Division of Neurology, Children's Hospital of Philadelphia, Philadelphia, PA; Department of Biomedical and Health Informatics (DBHi), Children's Hospital of Philadelphia, Philadelphia, PA; The Epilepsy NeuroGenetics Initiative (ENGIN), Children's Hospital of Philadelphia, Philadelphia, PA; University of Pennsylvania, Center for Neuroengineering and Therapeutics, Philadelphia, PA.
Division of Neurology, Children's Hospital of Philadelphia, Philadelphia, PA; Department of Biomedical and Health Informatics (DBHi), Children's Hospital of Philadelphia, Philadelphia, PA; The Epilepsy NeuroGenetics Initiative (ENGIN), Children's Hospital of Philadelphia, Philadelphia, PA.
Genet Med. 2024 Nov;26(11):101211. doi: 10.1016/j.gim.2024.101211. Epub 2024 Jul 14.
An early genetic diagnosis can guide the time-sensitive treatment of individuals with genetic epilepsies. However, most genetic diagnoses occur long after disease onset. We aimed to identify early clinical features suggestive of genetic diagnoses in individuals with epilepsy through large-scale analysis of full-text electronic medical records.
We extracted 89 million time-stamped standardized clinical annotations using Natural Language Processing from 4,572,783 clinical notes from 32,112 individuals with childhood epilepsy, including 1925 individuals with known or presumed genetic epilepsies. We applied these features to train random forest models to predict SCN1A-related disorders and any genetic diagnosis.
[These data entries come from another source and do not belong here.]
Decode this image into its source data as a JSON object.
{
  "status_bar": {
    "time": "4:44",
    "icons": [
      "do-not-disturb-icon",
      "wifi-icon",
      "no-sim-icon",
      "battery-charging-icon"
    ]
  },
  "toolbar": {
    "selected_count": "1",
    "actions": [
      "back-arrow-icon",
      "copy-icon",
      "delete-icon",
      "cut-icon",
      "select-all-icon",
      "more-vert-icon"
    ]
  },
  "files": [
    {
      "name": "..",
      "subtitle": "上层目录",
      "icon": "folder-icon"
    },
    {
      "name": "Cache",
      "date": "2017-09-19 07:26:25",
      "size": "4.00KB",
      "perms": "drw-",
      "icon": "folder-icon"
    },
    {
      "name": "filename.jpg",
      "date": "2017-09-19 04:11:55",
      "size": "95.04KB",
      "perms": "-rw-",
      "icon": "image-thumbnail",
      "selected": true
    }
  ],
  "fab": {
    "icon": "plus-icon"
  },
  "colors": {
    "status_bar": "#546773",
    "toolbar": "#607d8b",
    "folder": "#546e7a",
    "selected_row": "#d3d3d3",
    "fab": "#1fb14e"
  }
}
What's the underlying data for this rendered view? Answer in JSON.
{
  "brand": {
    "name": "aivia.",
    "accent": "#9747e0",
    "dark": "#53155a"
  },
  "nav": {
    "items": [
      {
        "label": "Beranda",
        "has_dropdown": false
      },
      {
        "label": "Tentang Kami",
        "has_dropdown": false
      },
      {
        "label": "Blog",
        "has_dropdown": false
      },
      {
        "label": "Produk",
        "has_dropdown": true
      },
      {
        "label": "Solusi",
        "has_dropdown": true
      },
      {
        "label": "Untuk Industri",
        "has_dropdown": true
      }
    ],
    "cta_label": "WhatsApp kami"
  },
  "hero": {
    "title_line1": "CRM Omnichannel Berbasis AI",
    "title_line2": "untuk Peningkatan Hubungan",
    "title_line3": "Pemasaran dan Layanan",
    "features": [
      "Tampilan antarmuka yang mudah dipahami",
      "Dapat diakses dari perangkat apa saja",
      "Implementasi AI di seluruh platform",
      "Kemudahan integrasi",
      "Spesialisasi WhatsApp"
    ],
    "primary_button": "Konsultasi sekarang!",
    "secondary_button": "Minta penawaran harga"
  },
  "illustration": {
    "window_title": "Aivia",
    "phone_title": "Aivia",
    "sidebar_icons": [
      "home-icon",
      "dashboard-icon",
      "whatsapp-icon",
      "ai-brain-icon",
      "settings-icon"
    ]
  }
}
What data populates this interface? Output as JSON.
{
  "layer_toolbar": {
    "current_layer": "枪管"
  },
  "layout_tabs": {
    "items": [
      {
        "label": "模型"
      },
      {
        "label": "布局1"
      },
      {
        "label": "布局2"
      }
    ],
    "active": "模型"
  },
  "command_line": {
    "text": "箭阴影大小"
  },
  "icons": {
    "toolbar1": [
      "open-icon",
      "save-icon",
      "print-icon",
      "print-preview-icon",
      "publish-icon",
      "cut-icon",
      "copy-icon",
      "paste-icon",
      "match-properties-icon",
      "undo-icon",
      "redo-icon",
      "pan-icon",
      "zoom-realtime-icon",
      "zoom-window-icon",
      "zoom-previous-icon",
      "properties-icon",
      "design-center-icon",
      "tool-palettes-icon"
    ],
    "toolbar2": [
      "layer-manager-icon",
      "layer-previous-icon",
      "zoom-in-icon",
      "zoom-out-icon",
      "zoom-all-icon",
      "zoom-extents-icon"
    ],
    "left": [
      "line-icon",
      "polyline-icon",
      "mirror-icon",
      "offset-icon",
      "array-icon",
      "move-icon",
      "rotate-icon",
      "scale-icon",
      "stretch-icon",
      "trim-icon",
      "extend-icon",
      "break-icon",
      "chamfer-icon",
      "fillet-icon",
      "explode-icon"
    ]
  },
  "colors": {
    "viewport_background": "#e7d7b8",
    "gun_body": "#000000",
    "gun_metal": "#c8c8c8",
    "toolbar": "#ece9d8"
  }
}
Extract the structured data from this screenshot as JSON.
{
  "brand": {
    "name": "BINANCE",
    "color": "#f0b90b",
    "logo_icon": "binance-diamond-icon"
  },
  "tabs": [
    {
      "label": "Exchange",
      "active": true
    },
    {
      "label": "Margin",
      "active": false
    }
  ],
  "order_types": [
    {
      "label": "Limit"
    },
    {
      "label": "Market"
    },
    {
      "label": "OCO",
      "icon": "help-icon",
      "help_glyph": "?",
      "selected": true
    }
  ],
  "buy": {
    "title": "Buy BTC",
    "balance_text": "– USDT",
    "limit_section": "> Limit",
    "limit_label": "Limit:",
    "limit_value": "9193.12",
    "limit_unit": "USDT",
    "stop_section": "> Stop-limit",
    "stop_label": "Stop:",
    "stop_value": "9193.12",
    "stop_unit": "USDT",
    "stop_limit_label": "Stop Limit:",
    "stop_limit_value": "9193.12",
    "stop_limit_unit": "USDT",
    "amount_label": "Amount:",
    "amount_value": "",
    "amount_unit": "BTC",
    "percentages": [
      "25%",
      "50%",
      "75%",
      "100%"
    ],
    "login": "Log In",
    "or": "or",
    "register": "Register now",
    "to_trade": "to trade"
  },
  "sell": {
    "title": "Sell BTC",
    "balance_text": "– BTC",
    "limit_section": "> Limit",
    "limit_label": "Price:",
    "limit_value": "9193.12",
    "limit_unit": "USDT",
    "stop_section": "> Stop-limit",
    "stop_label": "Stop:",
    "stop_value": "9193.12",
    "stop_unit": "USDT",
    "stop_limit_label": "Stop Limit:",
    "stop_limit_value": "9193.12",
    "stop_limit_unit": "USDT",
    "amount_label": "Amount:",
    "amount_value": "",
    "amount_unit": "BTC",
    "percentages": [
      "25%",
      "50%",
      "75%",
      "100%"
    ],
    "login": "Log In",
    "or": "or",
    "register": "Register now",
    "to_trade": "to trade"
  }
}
We identified 47,774 age-dependent associations of clinical features with genetic etiologies a median of 3.6 years before molecular diagnosis. Across all 710 genetic etiologies identified in our cohort, neurodevelopmental differences between 6 to 9 months increased the likelihood of a later molecular diagnosis 5-fold (P < .0001, 95% CI = 3.55-7.42). A later diagnosis of SCN1A-related disorders (area under the curve [AUC] = 0.91) or an overall positive genetic diagnosis (AUC = 0.82) could be reliably predicted using random forest models.
Clinical features predictive of genetic epilepsies precede molecular diagnoses by up to several years in conditions with known precision treatments. An earlier diagnosis facilitated by automated electronic medical records analysis has the potential for earlier targeted therapeutic strategies in the genetic epilepsies.
早期的基因诊断可以指导有遗传性癫痫的患者进行及时的治疗。然而,大多数基因诊断都是在疾病发作后很久才做出的。我们旨在通过对 32112 名患有儿童癫痫的个体的 4572783 份临床记录进行大规模的全文电子病历自然语言处理分析,来确定遗传性癫痫患者中提示基因诊断的早期临床特征。
我们使用自然语言处理从 32112 名患有儿童癫痫的个体的 4572783 份临床记录中提取了 8900 万条带有时间戳的标准化临床注释,其中包括 1925 名已知或疑似遗传性癫痫患者。我们将这些特征应用于随机森林模型,以预测 SCN1A 相关疾病和任何基因诊断。
我们确定了 47774 个年龄相关的临床特征与遗传病因的关联,这些关联平均在分子诊断前 3.6 年出现。在我们的队列中确定的 710 种遗传病因中,6 至 9 个月的神经发育差异使随后的分子诊断的可能性增加了 5 倍(P <.0001,95%置信区间为 3.55-7.42)。使用随机森林模型可以可靠地预测 SCN1A 相关疾病(曲线下面积[AUC]为 0.91)或整体阳性基因诊断(AUC 为 0.82)的诊断。
在具有明确精准治疗方案的情况下,预测遗传性癫痫的临床特征可在分子诊断前提前数年出现。通过自动化电子病历分析实现更早的诊断,有可能在遗传性癫痫中更早地采用靶向治疗策略。